Hierarchisch bovenliggend
Voorgangers en opvolgers
Identiteit
Parallelle namen
Derde Afdeling
Beschrijving
Bestaansperiode
Begindatum
1889
Einddatum
1940
Geschiedenis

De 3e Afdeling had taken omtrent het gevangeniswezen. De afdeling nam de taken over van de 4e Afdeling (1858 t/m 1889), omdat de voormalige 3e Afdeling (1858 t/m 1889) werd opgeheven. De afdelingen werden door deze reorganisatie opnieuw genummerd. Aan de inhoud van het takenpakket veranderde weinig.[1]

In 1904 kreeg de 3e afdeling Gevangenissen in verband met de ontwikkeling van het rijkstucht- en opvoedingswezen een verdeling in twee onderafdelingen en vanaf 1906 in drie bureaus. In 1905 traden namelijk de Kinderwetten in werking. Daarbij werd het kinderstrafrecht herzien: als nieuwe straf voor minderjarigen gold de plaatsing in een tuchtschool; als vrijheidsbenemende maatregel gold de terbeschikkingstelling van de regering, waarmee de opvoeding van de delinquent werd beoogd. Dit laatste kon gebeuren in een rijksopvoedingsgesticht dan wel een particulier gesticht. Toezicht werd uitgeoefend door een Algemeen College van Toezicht, dat tevens fungeerde als adviescollege voor de minister, die het opperbeheer voerde. Voorts regelde één van deze wetten het gezag van ouders en voogden en de instelling van voogdijraden. De 3e Afdeling van Justitie had bemoeienis met deze voogdijraden en met de subsidiëring van op het terrein van de kinderbescherming werkzame particuliere instellingen.[2]

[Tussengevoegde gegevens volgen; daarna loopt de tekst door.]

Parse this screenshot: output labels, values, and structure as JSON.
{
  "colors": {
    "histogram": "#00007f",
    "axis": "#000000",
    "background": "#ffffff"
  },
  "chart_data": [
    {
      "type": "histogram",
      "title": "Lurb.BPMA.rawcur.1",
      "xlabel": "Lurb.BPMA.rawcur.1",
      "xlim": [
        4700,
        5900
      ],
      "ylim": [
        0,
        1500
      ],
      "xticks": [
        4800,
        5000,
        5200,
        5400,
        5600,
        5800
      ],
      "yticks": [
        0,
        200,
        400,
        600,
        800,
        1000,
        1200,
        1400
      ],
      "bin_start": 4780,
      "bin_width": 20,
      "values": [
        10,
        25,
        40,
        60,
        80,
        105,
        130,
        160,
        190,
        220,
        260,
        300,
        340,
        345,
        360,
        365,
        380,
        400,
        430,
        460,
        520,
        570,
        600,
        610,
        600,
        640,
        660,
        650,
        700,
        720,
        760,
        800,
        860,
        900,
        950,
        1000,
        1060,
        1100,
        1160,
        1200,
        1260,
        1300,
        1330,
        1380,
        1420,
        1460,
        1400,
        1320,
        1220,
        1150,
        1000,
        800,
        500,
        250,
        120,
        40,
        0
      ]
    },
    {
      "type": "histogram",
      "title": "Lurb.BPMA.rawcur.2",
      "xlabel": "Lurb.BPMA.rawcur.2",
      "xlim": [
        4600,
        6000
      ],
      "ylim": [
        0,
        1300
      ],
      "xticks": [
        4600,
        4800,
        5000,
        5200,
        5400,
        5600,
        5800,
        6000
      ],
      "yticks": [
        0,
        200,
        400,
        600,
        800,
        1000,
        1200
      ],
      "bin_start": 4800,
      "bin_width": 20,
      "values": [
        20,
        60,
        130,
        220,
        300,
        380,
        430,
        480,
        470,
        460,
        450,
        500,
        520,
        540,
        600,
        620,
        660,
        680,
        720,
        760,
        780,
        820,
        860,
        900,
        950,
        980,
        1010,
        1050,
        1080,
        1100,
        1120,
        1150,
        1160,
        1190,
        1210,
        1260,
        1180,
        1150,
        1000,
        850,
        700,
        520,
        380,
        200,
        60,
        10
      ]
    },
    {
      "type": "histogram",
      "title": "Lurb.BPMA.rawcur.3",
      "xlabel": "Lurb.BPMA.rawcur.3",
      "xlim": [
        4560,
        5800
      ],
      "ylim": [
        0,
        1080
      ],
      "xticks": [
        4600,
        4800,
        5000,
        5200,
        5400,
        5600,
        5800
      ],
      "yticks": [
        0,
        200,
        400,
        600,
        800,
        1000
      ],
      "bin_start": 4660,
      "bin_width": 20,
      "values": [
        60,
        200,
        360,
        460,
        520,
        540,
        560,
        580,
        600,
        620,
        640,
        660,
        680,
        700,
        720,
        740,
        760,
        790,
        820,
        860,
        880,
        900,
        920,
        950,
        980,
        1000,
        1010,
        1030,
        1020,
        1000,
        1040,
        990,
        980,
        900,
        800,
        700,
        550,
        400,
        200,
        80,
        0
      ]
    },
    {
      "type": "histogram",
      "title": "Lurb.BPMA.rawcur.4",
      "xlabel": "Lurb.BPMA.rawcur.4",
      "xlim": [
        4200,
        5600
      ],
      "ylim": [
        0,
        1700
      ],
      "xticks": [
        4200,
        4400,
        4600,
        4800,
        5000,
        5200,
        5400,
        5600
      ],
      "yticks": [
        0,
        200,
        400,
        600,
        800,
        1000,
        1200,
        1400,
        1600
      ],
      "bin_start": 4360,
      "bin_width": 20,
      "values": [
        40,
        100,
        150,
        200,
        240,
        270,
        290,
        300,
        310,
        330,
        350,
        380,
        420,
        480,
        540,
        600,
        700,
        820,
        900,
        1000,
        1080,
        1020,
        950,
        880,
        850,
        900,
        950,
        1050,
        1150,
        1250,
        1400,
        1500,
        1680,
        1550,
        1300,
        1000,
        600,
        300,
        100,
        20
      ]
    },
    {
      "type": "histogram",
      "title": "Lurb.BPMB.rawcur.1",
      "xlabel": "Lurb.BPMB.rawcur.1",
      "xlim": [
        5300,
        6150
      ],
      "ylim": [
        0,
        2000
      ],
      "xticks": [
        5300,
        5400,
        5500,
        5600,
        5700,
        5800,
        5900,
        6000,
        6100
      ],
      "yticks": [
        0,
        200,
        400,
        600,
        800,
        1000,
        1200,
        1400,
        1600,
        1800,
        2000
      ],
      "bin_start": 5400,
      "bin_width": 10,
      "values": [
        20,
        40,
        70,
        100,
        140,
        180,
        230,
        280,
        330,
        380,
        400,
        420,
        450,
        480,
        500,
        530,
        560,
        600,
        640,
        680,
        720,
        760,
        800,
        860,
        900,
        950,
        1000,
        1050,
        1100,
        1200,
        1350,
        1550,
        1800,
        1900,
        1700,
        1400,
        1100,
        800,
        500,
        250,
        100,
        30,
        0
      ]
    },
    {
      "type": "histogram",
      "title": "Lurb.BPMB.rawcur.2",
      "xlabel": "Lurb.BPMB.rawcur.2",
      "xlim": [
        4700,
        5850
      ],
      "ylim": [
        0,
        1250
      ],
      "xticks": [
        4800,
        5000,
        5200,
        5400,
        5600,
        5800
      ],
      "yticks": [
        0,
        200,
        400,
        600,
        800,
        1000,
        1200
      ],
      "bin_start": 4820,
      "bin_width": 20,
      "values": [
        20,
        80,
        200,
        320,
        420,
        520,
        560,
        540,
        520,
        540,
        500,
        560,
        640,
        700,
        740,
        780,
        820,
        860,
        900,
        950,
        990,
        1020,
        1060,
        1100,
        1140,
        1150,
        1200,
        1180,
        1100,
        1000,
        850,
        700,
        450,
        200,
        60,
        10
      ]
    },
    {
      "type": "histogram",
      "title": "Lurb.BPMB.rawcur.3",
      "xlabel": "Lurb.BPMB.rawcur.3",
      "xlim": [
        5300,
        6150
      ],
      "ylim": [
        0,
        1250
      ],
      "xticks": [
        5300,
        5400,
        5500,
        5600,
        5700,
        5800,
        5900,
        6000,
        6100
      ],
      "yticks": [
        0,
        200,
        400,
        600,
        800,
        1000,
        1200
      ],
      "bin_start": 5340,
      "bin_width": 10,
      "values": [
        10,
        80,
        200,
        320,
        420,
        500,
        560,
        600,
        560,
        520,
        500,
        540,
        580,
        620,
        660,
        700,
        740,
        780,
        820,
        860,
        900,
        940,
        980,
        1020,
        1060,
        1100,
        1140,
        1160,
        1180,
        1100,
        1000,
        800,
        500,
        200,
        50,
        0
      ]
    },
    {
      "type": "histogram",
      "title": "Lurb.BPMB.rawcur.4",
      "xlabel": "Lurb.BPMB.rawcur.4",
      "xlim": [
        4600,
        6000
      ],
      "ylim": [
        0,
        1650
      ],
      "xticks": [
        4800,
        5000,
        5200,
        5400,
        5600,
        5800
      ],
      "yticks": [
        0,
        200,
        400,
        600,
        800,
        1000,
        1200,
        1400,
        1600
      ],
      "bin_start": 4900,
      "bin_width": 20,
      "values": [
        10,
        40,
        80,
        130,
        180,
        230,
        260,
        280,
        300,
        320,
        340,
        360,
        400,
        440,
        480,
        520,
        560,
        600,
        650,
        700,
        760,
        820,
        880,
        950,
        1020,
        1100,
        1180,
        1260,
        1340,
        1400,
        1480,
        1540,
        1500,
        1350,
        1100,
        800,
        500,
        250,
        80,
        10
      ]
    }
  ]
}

In 1911 werd een vierde bureau Reclasse­ring aan de afdeling toegevoegd. Vanaf 1910 ging Justitie zich bezig houden met de reclassering van delinquenten. Het ministerie voerde deze taak niet zelf uit, maar het oefende met het Centraal College voor de Reclassering als college van advies en controle, toezicht uit op de reclasseringsraden en reclasseringsinstellingen. Deze laatste instanties werden door Justitie gesubsidieerd.[3]

Functies en activiteiten

De 3e Afdeling had taken omtrent:

- gevangeniswezen;

- beheer van de gevangenissen, Rijksopvoedingsgestichten en Rijkswerkinrichtingen;

- statistiek.[4]

 

De 3e Afdeling is vanaf 1905 verdeeld in twee onderafdelingen en drie bureaus:

Onderafdeling I Gevangeniswezen

1. Bureau A:

- algemene zaken;

- wetten en besluiten;

- huishoudelijke reglementen;

- personeel;

- executie;

- Godsdienst –en onderwijsbelangen.

2. Bureau B:

- administratie;

- comptabiliteit;

- gebouwen en meubilair;

- voeding;

- kleding en ligging;

- aanbestedingen;

- begroting.

3. Bureau C. In 1907 veranderde de naam van het Bureau in C. Beheer van de arbeid in de gestichten (vanaf 1907):

- arbeid;

- boekhouding voor de arbeid (tot 1907).

Onderafdeling II Rijkstucht –en opvoedingswezen (tot 1907).[5]

 

De 3e Afdeling is vanaf 1909 verdeeld in drie bureaus:

- Bureau A Gevangenissen.

- Bureau B Rijkstucht –en opvoedingswezen.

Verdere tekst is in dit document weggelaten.